No país do boi bombeiro e recordes de desmatamento, procura-se um culpado pela destruição.

Que tenha mandato presidencial e eleito sem nenhum voto das esquerdas, melhor ainda.

Na Califórnia, estado governado por  democrata, politicamente irretocável e correto, as chamas voltam todos os anos, destruindo árvores, cidades e vidas.

Lá, do outro lado do continente, na beira do Pacífico, há quem pense diferente e procure resolver o problema ecológico sem maldizer os adversários políticos nem a pecuária bovina.


(Publicação original em 29/10/2019)


QUEIMA DE IDEIAS

Todo ano a Califórnia arde em chamas.  A convivência com a previsível, periódica e inevitável tragédia e a alternância do poder,  livram democratas, republicanos e isentões de responsabilidades e culpas.

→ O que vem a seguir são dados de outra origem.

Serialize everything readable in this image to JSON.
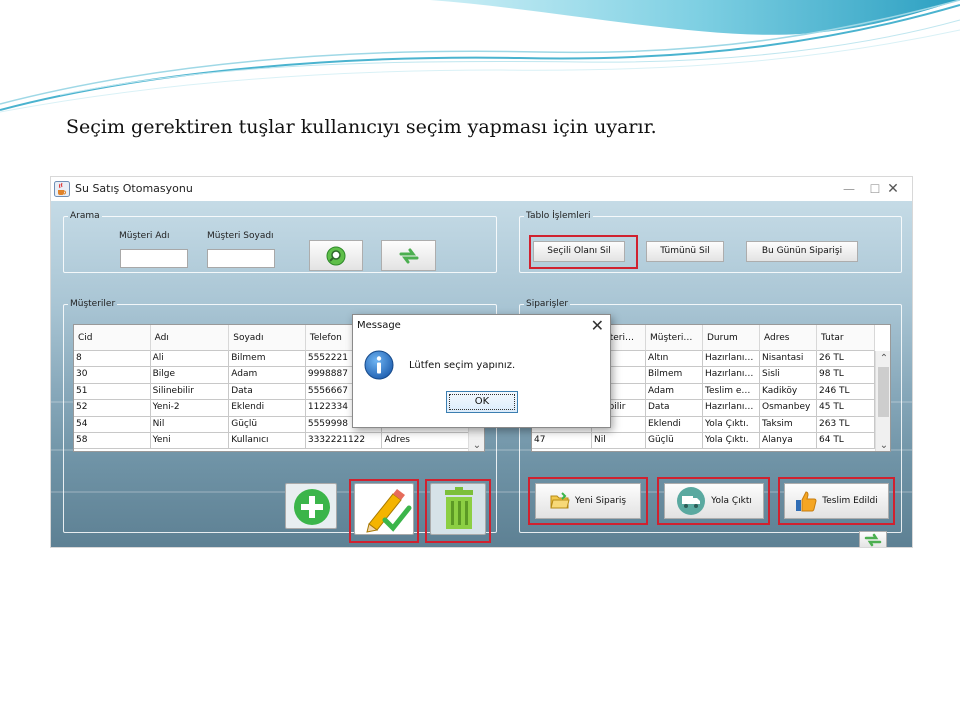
{
  "slide": {
    "title": "Seçim gerektiren tuşlar kullanıcıyı seçim yapması için uyarır."
  },
  "window": {
    "title": "Su Satış Otomasyonu",
    "minimize": "—",
    "maximize": "☐",
    "close": "✕"
  },
  "search": {
    "legend": "Arama",
    "first_name_label": "Müşteri Adı",
    "last_name_label": "Müşteri Soyadı",
    "first_name_value": "",
    "last_name_value": "",
    "search_icon": "magnifier-icon",
    "refresh_icon": "refresh-icon"
  },
  "table_ops": {
    "legend": "Tablo İşlemleri",
    "delete_selected": "Seçili Olanı Sil",
    "delete_all": "Tümünü Sil",
    "today_orders": "Bu Günün Siparişi"
  },
  "customers": {
    "legend": "Müşteriler",
    "columns": [
      "Cid",
      "Adı",
      "Soyadı",
      "Telefon",
      ""
    ],
    "rows": [
      [
        "8",
        "Ali",
        "Bilmem",
        "5552221",
        ""
      ],
      [
        "30",
        "Bilge",
        "Adam",
        "9998887",
        ""
      ],
      [
        "51",
        "Silinebilir",
        "Data",
        "5556667",
        ""
      ],
      [
        "52",
        "Yeni-2",
        "Eklendi",
        "1122334",
        ""
      ],
      [
        "54",
        "Nil",
        "Güçlü",
        "5559998",
        ""
      ],
      [
        "58",
        "Yeni",
        "Kullanıcı",
        "3332221122",
        "Adres"
      ]
    ],
    "add_icon": "plus-icon",
    "edit_icon": "pencil-check-icon",
    "delete_icon": "trash-icon"
  },
  "orders": {
    "legend": "Siparişler",
    "columns": [
      "",
      "…şteri…",
      "Müşteri…",
      "Durum",
      "Adres",
      "Tutar"
    ],
    "rows": [
      [
        "",
        "…t",
        "Altın",
        "Hazırlanı…",
        "Nisantasi",
        "26 TL"
      ],
      [
        "",
        "",
        "Bilmem",
        "Hazırlanı…",
        "Sisli",
        "98 TL"
      ],
      [
        "",
        "",
        "Adam",
        "Teslim e…",
        "Kadiköy",
        "246 TL"
      ],
      [
        "",
        "…ebilir",
        "Data",
        "Hazırlanı…",
        "Osmanbey",
        "45 TL"
      ],
      [
        "",
        "…2",
        "Eklendi",
        "Yola Çıktı.",
        "Taksim",
        "263 TL"
      ],
      [
        "47",
        "Nil",
        "Güçlü",
        "Yola Çıktı.",
        "Alanya",
        "64 TL"
      ]
    ],
    "new_order": "Yeni Sipariş",
    "on_the_way": "Yola Çıktı",
    "delivered": "Teslim Edildi",
    "new_order_icon": "folder-open-icon",
    "truck_icon": "truck-icon",
    "thumbs_up_icon": "thumbs-up-icon",
    "refresh_icon": "refresh-icon"
  },
  "dialog": {
    "title": "Message",
    "message": "Lütfen seçim yapınız.",
    "ok": "OK",
    "icon": "info-icon"
  },
  "colors": {
    "highlight": "#d0212f",
    "add_green": "#3bb54a",
    "info_blue": "#1f6fc8",
    "wave_teal": "#4ab3cf"
  }
}
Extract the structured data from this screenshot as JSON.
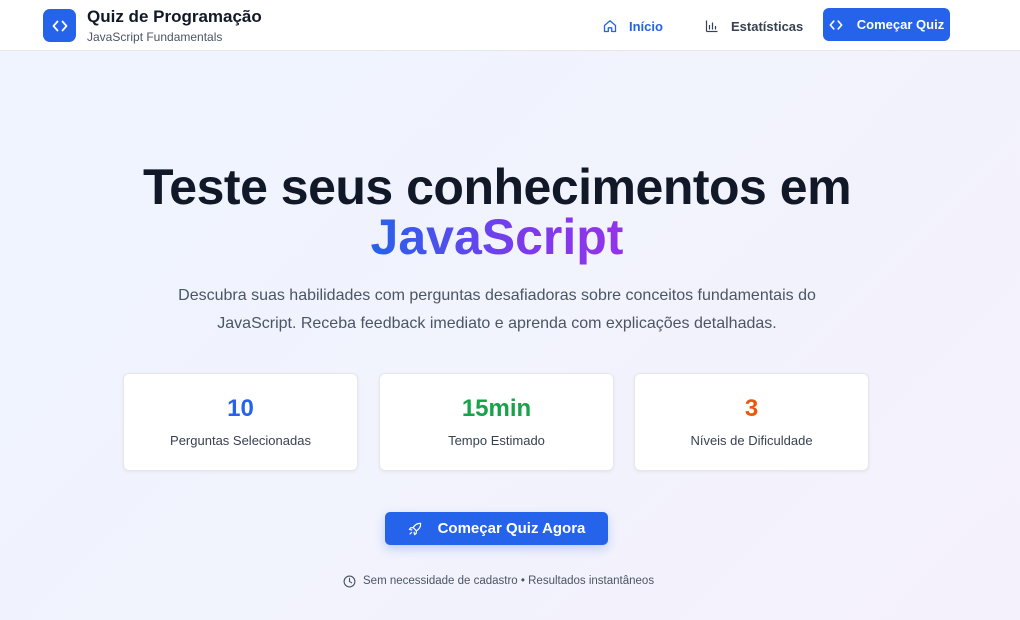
{
  "header": {
    "title": "Quiz de Programação",
    "subtitle": "JavaScript Fundamentals",
    "logo_icon": "code-icon",
    "nav": [
      {
        "label": "Início",
        "icon": "home-icon",
        "active": true
      },
      {
        "label": "Estatísticas",
        "icon": "bar-chart-icon",
        "active": false
      }
    ],
    "cta_label": "Começar Quiz",
    "cta_icon": "code-icon"
  },
  "hero": {
    "title_line1": "Teste seus conhecimentos em",
    "title_line2": "JavaScript",
    "description": "Descubra suas habilidades com perguntas desafiadoras sobre conceitos fundamentais do JavaScript. Receba feedback imediato e aprenda com explicações detalhadas."
  },
  "stats": [
    {
      "value": "10",
      "label": "Perguntas Selecionadas",
      "color": "#2563eb"
    },
    {
      "value": "15min",
      "label": "Tempo Estimado",
      "color": "#16a34a"
    },
    {
      "value": "3",
      "label": "Níveis de Dificuldade",
      "color": "#ea580c"
    }
  ],
  "cta": {
    "label": "Começar Quiz Agora",
    "icon": "rocket-icon"
  },
  "footnote": {
    "icon": "clock-icon",
    "text": "Sem necessidade de cadastro • Resultados instantâneos"
  },
  "colors": {
    "accent": "#2563eb",
    "gradient_start": "#2563eb",
    "gradient_end": "#9333ea"
  }
}
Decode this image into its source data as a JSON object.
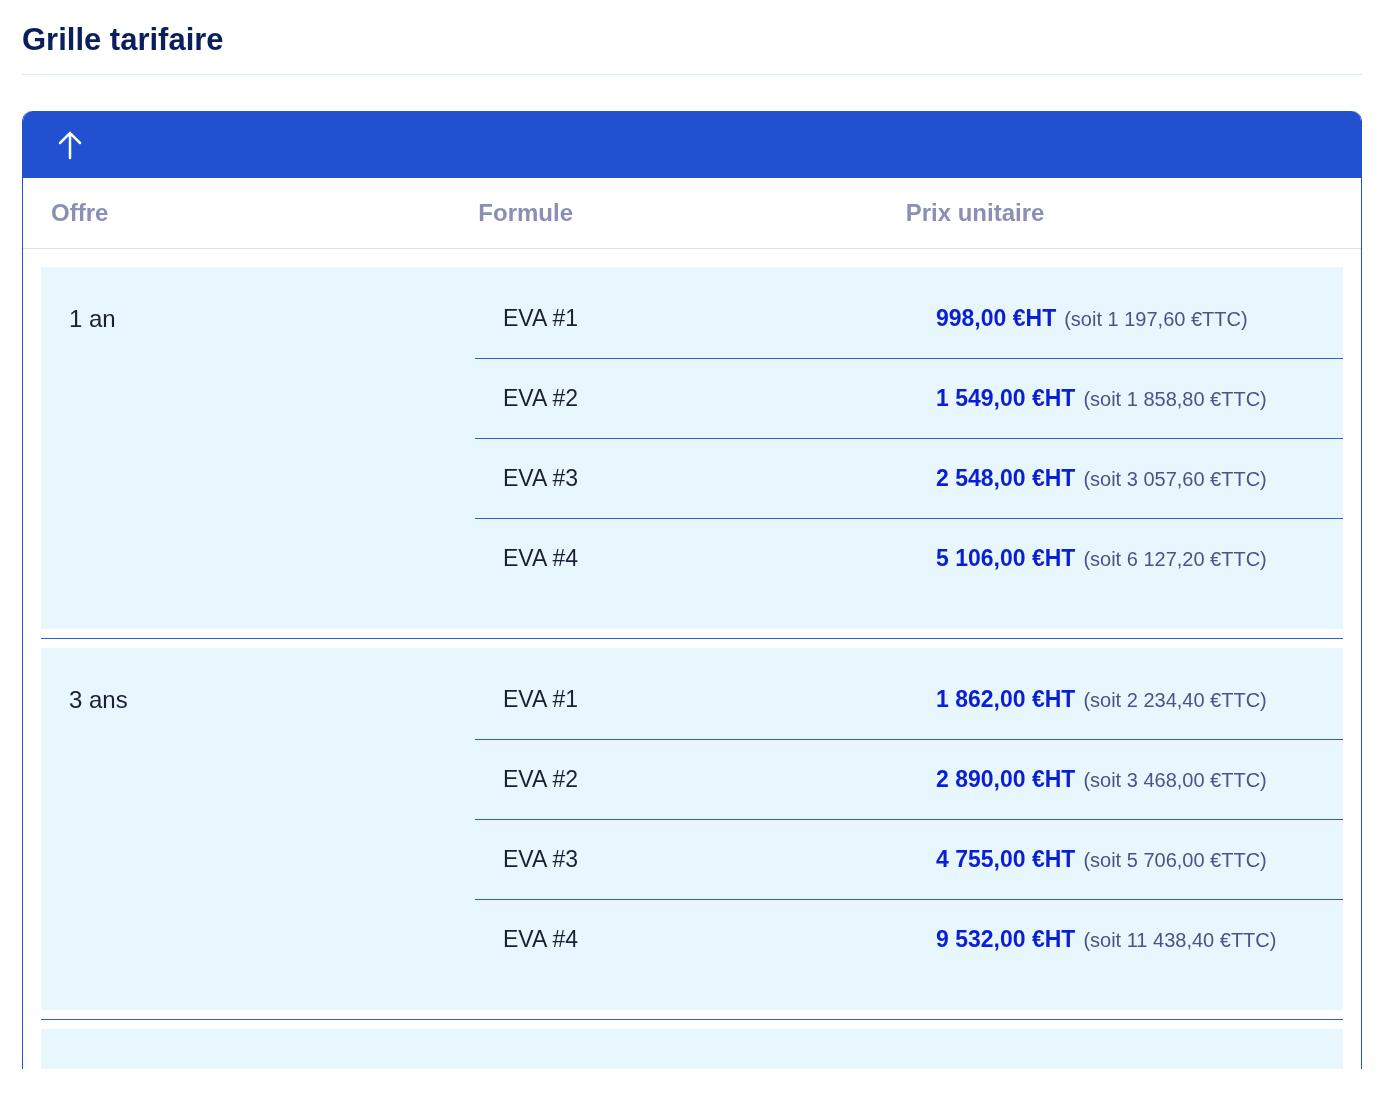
{
  "title": "Grille tarifaire",
  "table": {
    "columns": [
      "Offre",
      "Formule",
      "Prix unitaire"
    ],
    "groups": [
      {
        "offer": "1 an",
        "rows": [
          {
            "formula": "EVA #1",
            "price_ht": "998,00 €HT",
            "price_ttc": "(soit 1 197,60 €TTC)"
          },
          {
            "formula": "EVA #2",
            "price_ht": "1 549,00 €HT",
            "price_ttc": "(soit 1 858,80 €TTC)"
          },
          {
            "formula": "EVA #3",
            "price_ht": "2 548,00 €HT",
            "price_ttc": "(soit 3 057,60 €TTC)"
          },
          {
            "formula": "EVA #4",
            "price_ht": "5 106,00 €HT",
            "price_ttc": "(soit 6 127,20 €TTC)"
          }
        ]
      },
      {
        "offer": "3 ans",
        "rows": [
          {
            "formula": "EVA #1",
            "price_ht": "1 862,00 €HT",
            "price_ttc": "(soit 2 234,40 €TTC)"
          },
          {
            "formula": "EVA #2",
            "price_ht": "2 890,00 €HT",
            "price_ttc": "(soit 3 468,00 €TTC)"
          },
          {
            "formula": "EVA #3",
            "price_ht": "4 755,00 €HT",
            "price_ttc": "(soit 5 706,00 €TTC)"
          },
          {
            "formula": "EVA #4",
            "price_ht": "9 532,00 €HT",
            "price_ttc": "(soit 11 438,40 €TTC)"
          }
        ]
      }
    ]
  }
}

O mesmo não se pode dizer das discussões acaloradas, cheias de dedos indicadores, sobre as queimadas nas franjas da floresta na chamada amazônia legal.

O que acontece na costa oeste norte-americana pode muito bem já ter ocorrido ao bioma da caatinga nordestina.

Estudiosos das mudanças climáticas agora defendem a tese que as pastagens são menos vulneráveis na fixação do carbono que as árvores que substituíram.

Já há quem defenda que as gramíneas devem ter mais oportunidades no mercado de crédito de carbono a longo prazo.

Acreditava-se que as florestas consumiam cerca de um quarto de todo carbono produzido pela poluição ambiental no mundo todo.

Um estudo da Universidade da Califórnia em Davis, descobriu que pastagens são sumidouros de carbono mais resistentes do que florestas,  na Califórnia do século XXI.

O estudo indica que até 2030 haverá uma redução  das emissões de gases de efeito estufa naquele estado. 40% abaixo dos níveis de 1990.

As descobertas, publicadas na revista Environmental Research Letters, têm importância particular para as regiões semi-áridas, que cobrem cerca de 40% do planeta.

As pastagens armazenam mais carbono do que florestas, porque são menos afetadas pelas secas e incêndios florestais.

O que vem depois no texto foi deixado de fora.